Science & Technology, Social Sciences, Technology, Computer Science, Artificial Intelligence, Linguistics, Language & Linguistics, Computer Science, syntactic variation, Dutch, existential constructions, memory-based learning, national variation, LANGUAGE, DEFINITENESS, 0801 Artificial Intelligence and Image Processing, 1702 Cognitive Sciences, 2004 Linguistics, Artificial Intelligence & Image Processing, 4602 Artificial intelligence, 4605 Data management and data science, 4704 Linguistics

Abstract:

This article builds on computational tools to investigate the syntactic relationship between the highly related European national varieties of Dutch, viz. Belgian and Netherlandic Dutch.
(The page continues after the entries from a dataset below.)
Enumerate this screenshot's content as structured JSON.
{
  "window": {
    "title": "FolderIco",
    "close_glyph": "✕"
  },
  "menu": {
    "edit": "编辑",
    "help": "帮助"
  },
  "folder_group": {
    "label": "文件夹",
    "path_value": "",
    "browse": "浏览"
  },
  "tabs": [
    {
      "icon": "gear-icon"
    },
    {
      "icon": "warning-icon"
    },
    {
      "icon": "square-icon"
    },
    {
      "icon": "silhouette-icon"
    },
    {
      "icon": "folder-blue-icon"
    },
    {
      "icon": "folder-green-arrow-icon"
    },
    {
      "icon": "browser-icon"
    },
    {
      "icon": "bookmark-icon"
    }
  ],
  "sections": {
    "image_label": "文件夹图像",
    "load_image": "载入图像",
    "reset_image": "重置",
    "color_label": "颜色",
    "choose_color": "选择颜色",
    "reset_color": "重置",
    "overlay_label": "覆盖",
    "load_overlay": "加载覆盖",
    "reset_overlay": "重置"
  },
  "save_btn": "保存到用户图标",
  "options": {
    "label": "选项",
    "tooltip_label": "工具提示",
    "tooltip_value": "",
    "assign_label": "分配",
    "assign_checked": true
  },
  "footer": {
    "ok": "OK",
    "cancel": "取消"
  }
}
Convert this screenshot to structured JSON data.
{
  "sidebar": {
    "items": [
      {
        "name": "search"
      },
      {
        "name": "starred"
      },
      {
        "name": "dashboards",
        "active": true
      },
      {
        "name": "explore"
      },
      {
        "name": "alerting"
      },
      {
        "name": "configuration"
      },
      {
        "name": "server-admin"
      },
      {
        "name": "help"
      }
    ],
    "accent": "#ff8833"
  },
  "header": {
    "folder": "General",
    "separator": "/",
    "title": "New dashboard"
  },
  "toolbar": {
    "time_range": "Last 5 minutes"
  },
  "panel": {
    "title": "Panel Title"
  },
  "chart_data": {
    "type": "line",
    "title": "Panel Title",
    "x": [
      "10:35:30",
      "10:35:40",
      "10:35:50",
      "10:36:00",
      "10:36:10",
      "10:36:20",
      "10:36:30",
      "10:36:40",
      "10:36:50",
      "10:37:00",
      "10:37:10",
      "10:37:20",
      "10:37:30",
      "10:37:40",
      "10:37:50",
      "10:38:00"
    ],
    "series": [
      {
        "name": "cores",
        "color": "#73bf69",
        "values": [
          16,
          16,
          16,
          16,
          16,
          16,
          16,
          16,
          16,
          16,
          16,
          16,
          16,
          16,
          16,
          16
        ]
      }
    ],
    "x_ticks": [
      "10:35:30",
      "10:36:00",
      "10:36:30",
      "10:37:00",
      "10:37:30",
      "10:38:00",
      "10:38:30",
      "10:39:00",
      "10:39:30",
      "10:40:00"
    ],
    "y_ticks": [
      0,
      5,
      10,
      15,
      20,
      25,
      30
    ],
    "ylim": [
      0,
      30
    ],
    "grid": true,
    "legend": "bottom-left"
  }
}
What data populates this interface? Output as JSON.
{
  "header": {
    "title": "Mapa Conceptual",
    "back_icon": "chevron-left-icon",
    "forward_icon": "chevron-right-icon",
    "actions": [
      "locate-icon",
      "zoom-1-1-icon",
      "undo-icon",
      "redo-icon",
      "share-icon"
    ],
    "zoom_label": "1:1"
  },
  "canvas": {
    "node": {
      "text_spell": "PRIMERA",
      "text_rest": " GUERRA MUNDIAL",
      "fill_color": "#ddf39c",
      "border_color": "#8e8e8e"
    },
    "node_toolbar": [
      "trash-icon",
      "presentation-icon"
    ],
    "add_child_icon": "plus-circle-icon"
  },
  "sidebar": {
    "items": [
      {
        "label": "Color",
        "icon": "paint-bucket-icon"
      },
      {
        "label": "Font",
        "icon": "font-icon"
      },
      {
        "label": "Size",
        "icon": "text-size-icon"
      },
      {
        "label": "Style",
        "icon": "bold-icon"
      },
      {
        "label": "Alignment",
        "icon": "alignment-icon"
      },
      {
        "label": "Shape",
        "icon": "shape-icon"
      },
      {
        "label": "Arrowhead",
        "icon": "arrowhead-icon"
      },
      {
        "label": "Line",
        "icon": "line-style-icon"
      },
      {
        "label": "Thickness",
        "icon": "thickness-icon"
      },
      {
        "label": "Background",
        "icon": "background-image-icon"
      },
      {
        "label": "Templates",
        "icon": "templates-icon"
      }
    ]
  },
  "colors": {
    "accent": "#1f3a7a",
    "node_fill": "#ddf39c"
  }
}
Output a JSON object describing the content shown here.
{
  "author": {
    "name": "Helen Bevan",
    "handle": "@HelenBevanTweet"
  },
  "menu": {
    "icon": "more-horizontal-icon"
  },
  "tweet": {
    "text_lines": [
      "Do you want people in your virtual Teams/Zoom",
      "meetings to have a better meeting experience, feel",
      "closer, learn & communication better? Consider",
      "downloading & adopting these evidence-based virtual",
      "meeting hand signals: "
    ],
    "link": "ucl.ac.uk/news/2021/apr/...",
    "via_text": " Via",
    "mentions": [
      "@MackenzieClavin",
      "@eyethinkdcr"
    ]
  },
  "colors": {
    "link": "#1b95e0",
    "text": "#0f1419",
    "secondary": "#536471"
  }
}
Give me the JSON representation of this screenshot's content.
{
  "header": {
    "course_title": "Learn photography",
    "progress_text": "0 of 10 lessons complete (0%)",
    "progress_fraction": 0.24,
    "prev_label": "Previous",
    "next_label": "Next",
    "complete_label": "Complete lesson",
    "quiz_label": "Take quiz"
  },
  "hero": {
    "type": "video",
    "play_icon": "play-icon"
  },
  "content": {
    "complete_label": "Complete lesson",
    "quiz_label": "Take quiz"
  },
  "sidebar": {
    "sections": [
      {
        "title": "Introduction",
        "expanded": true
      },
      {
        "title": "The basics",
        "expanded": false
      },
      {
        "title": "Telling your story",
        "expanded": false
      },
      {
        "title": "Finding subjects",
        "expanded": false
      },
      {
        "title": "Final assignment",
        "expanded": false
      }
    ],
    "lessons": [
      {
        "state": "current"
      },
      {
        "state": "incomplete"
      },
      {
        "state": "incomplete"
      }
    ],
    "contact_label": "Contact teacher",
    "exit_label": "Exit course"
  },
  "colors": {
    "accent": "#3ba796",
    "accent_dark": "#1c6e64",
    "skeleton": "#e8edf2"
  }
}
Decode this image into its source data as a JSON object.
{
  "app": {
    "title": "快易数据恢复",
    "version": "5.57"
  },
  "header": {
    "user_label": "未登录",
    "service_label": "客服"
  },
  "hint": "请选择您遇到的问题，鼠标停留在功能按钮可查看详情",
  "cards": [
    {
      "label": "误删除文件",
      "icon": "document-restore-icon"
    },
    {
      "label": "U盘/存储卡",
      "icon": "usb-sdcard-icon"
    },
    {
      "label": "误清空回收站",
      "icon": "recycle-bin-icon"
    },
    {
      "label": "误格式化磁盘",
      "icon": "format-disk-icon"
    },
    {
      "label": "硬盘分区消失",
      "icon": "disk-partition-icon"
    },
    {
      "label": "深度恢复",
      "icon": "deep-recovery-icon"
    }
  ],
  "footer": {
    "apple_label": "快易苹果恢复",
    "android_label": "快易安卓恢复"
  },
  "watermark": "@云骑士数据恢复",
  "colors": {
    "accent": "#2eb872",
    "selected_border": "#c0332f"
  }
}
It reports on a series of memory-based learning (MBL) analyses of the post-verbal distribution of er ‘there’ in adjunct-initial existential constructions like Op het dak staat (er) een schoorsteen ‘On the roof (there) is a chimney’, which has been claimed to be among the most notoriously difficult variables in Dutch. On the basis of balanced datasets extracted from Flemish and Dutch newspaper corpora, it is shown that er’s distribution in both national varieties can be learned to a considerable extent from bare lexical input which is not assigned to higher-level categories. However, whereas this yields good results for Netherlandic Dutch, Belgian Dutch scores are consistently lower, suggesting that Belgian Dutch cannot do with lexical features alone to attain accuracy scores comparable to Netherlandic Dutch. This ties in with earlier findings that the more advanced standardization of Netherlandic Dutch materializes in a higher lexical collocability, whereas Flemish speakers need additional higher-level linguistic information to insert er.